Department of Surgical and Medical Sciences, Magna Graecia University, 88100, Catanzaro, Italy.
eCampus University, Novedrate, CO, Italy.
BMC Bioinformatics. 2022 Jan 10;22(Suppl 15):614. doi: 10.1186/s12859-022-04564-7.
Representations of the relationships among data using networks are widely used in several research fields such as computational biology, medical informatics and social network mining. Recently, complex networks have been introduced to better capture the insights of the modelled scenarios. Among others, dual networks (DNs) consist of mapping information as pairs of networks containing the same set of nodes but with different edges: one, called physical network, has unweighted edges, while the other, called conceptual network, has weighted edges.

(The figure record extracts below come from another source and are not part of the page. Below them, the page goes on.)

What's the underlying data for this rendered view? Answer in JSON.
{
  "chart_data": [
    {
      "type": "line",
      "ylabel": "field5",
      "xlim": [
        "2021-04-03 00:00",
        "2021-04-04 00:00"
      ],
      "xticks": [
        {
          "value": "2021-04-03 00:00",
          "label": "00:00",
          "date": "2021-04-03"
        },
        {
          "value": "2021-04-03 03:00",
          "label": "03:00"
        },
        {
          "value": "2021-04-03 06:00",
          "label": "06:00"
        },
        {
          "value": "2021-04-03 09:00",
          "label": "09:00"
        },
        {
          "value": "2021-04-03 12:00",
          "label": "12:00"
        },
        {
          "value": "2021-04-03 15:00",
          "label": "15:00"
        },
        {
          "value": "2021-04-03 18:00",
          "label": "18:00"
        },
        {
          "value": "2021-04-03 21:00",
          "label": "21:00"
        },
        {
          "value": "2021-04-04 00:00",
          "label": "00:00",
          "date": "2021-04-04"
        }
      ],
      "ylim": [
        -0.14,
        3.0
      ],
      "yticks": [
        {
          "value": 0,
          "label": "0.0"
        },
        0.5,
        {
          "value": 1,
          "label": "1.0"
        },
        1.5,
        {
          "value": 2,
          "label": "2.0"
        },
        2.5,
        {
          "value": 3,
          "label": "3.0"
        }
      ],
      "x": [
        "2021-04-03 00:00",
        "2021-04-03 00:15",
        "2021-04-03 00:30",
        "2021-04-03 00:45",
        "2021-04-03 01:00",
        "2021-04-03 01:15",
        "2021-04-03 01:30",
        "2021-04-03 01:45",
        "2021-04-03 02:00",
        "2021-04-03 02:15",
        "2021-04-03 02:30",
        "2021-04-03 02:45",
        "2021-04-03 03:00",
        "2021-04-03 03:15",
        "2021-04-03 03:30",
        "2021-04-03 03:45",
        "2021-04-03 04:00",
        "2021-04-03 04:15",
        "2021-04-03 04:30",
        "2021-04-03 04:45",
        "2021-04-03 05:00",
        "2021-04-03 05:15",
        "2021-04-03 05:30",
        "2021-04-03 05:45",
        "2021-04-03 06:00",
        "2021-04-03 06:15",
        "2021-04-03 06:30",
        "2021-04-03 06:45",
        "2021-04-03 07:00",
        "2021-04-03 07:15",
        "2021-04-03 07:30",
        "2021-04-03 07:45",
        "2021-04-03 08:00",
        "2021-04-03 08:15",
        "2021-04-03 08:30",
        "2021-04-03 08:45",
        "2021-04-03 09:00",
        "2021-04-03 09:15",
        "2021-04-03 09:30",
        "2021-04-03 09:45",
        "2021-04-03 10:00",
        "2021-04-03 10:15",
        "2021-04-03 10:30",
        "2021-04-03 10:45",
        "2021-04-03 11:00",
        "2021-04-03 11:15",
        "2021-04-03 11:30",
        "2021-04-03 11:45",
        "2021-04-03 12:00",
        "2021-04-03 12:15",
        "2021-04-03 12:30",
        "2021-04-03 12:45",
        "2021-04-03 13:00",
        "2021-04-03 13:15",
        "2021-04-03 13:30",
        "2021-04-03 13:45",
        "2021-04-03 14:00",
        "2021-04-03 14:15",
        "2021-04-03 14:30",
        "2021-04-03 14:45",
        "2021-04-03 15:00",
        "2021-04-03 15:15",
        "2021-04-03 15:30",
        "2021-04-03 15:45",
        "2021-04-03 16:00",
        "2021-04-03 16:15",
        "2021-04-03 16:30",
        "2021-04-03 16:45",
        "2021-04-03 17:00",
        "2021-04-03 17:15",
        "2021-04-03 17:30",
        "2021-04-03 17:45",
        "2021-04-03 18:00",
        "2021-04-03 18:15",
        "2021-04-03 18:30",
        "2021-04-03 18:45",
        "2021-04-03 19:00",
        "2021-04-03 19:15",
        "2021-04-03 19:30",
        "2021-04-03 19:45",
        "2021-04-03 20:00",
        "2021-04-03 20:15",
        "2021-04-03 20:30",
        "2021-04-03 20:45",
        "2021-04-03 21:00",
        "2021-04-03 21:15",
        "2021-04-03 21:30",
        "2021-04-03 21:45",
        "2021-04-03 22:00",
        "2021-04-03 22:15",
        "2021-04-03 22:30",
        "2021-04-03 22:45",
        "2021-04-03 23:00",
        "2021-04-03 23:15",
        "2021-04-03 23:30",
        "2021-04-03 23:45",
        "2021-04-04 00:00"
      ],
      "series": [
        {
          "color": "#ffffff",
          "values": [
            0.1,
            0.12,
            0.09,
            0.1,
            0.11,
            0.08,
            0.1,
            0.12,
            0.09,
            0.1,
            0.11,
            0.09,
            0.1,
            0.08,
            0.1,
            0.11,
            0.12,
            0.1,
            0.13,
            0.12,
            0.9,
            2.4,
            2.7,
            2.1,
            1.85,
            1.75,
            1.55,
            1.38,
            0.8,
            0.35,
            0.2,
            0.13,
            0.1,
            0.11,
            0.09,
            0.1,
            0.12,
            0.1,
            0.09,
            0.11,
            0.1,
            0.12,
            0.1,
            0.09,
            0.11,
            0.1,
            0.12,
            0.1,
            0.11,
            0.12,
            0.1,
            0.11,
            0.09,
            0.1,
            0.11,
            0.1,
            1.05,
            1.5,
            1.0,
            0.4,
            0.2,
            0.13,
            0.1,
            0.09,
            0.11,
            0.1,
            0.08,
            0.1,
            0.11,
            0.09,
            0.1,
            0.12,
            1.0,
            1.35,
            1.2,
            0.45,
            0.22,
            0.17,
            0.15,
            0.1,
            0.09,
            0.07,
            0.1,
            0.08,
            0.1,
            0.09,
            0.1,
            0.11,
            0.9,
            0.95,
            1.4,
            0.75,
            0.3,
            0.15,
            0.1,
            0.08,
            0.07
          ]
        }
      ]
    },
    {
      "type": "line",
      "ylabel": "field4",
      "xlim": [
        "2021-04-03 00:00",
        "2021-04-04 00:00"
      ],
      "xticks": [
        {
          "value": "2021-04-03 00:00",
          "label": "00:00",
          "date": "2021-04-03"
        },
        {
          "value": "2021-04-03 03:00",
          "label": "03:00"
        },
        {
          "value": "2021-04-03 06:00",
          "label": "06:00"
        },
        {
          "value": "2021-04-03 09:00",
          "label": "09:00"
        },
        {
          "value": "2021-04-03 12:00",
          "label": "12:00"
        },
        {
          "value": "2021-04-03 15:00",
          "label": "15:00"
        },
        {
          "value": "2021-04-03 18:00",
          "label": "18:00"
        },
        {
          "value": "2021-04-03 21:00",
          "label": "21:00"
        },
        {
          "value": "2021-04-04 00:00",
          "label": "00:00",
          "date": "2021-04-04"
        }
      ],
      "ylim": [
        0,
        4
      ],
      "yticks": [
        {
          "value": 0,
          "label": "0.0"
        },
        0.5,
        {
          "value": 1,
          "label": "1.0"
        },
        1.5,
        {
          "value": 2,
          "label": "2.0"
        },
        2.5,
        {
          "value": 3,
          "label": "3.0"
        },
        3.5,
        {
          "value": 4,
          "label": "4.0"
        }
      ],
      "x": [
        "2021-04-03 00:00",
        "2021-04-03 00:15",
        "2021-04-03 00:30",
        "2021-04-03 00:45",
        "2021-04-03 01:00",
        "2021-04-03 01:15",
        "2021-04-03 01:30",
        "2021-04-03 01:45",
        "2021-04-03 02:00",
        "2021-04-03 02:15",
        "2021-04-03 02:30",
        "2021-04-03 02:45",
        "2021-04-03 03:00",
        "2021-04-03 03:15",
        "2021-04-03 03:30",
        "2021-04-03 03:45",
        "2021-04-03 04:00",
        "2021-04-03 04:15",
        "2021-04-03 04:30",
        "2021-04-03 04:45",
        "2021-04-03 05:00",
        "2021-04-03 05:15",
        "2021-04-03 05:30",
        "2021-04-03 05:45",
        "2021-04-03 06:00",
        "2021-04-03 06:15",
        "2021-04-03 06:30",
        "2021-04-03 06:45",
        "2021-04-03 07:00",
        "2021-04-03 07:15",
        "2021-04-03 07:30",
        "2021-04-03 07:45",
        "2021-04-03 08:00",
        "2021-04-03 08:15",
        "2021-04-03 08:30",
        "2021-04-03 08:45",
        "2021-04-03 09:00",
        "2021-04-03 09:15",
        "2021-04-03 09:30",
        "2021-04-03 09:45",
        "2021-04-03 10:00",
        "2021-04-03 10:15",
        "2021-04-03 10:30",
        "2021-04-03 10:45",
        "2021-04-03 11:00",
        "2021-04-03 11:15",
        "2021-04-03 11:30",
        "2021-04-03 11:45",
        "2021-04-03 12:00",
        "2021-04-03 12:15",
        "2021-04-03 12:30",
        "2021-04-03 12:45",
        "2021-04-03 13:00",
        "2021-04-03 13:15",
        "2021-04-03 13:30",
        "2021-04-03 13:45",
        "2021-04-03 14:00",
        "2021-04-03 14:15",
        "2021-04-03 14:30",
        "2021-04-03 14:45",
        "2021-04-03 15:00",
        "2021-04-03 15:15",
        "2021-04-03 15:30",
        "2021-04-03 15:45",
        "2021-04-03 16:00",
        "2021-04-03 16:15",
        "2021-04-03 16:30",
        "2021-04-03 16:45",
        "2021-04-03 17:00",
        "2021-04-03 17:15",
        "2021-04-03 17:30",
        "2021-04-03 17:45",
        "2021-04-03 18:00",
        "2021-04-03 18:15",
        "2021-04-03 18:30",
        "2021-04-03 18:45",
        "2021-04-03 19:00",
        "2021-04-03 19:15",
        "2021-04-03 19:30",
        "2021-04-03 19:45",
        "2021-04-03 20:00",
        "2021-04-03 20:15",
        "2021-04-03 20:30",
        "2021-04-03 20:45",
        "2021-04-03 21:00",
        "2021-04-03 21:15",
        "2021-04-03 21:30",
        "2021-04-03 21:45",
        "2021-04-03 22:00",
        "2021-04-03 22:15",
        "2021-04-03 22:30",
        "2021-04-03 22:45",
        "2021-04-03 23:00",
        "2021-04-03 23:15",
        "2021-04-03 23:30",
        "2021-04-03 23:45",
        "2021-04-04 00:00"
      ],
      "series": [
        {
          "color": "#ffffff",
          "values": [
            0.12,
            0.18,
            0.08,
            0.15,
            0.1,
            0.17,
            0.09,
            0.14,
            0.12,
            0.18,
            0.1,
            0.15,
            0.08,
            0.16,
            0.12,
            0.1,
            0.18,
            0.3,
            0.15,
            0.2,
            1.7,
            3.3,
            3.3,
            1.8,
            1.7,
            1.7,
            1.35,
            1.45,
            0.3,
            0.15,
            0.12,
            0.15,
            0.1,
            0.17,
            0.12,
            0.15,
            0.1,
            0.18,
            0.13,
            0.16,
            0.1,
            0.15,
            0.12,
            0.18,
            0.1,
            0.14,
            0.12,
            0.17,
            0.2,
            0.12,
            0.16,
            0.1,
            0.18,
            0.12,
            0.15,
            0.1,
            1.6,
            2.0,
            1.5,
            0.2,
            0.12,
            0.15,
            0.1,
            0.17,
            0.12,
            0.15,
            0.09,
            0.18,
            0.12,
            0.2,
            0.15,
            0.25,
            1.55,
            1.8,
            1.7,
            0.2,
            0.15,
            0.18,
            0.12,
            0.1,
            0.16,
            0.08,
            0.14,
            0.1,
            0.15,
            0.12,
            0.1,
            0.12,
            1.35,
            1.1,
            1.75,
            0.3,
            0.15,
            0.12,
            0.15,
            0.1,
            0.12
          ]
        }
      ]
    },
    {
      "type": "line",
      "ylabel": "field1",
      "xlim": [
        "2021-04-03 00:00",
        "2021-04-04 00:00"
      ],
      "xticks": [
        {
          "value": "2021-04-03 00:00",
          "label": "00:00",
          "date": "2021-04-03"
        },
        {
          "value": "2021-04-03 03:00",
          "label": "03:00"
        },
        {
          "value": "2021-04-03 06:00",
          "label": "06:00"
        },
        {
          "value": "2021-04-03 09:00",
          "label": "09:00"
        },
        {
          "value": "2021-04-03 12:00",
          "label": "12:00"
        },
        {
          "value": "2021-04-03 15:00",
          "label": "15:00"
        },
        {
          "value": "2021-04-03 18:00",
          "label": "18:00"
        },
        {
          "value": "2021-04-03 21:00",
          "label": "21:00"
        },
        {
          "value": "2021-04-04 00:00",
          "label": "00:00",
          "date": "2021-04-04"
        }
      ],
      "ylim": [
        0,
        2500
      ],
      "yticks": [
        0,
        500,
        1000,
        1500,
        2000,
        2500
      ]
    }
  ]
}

We focus on DNs and we propose a tool to find common subgraphs (aka communities) in DNs with particular properties. The tool, called Dual-Network-Analyser, is based on the identification of communities that induce optimal modular subgraphs in the conceptual network and connected subgraphs in the physical one. It includes the Louvain algorithm applied to the considered case. The Dual-Network-Analyser can be used to study DNs, to find common modular communities. We report results on using the tool to identify communities on synthetic DNs as well as real cases in social networks and biological data.
The proposed method has been tested by using synthetic and biological networks. Results demonstrate that it is well able to detect meaningful information from DNs.
使用网络来表示数据之间的关系在计算生物学、医学信息学和社交网络挖掘等多个研究领域中得到了广泛应用。最近,复杂网络已被引入以更好地捕捉模型场景的洞察力。其中,对偶网络 (DN) 由映射信息组成,这些信息是包含相同节点集但具有不同边的两个网络:一个称为物理网络,具有无权重边,另一个称为概念网络,具有权重边。
我们专注于 DNs,并提出了一种在具有特定属性的 DNs 中查找公共子图(又名社区)的工具。该工具称为 Dual-Network-Analyser,它基于识别在概念网络中诱导最优模块化子图且在物理网络中为连通子图的社区。它包括应用于所考虑情况的 Louvain 算法。Dual-Network-Analyser 可用于研究 DNs 以查找公共模块化社区。我们报告了使用该工具在社交网络和生物数据中的合成 DNs 以及真实案例中识别社区的结果。
该方法已通过使用合成和生物网络进行了测试。结果表明,它能够很好地从 DNs 中检测到有意义的信息。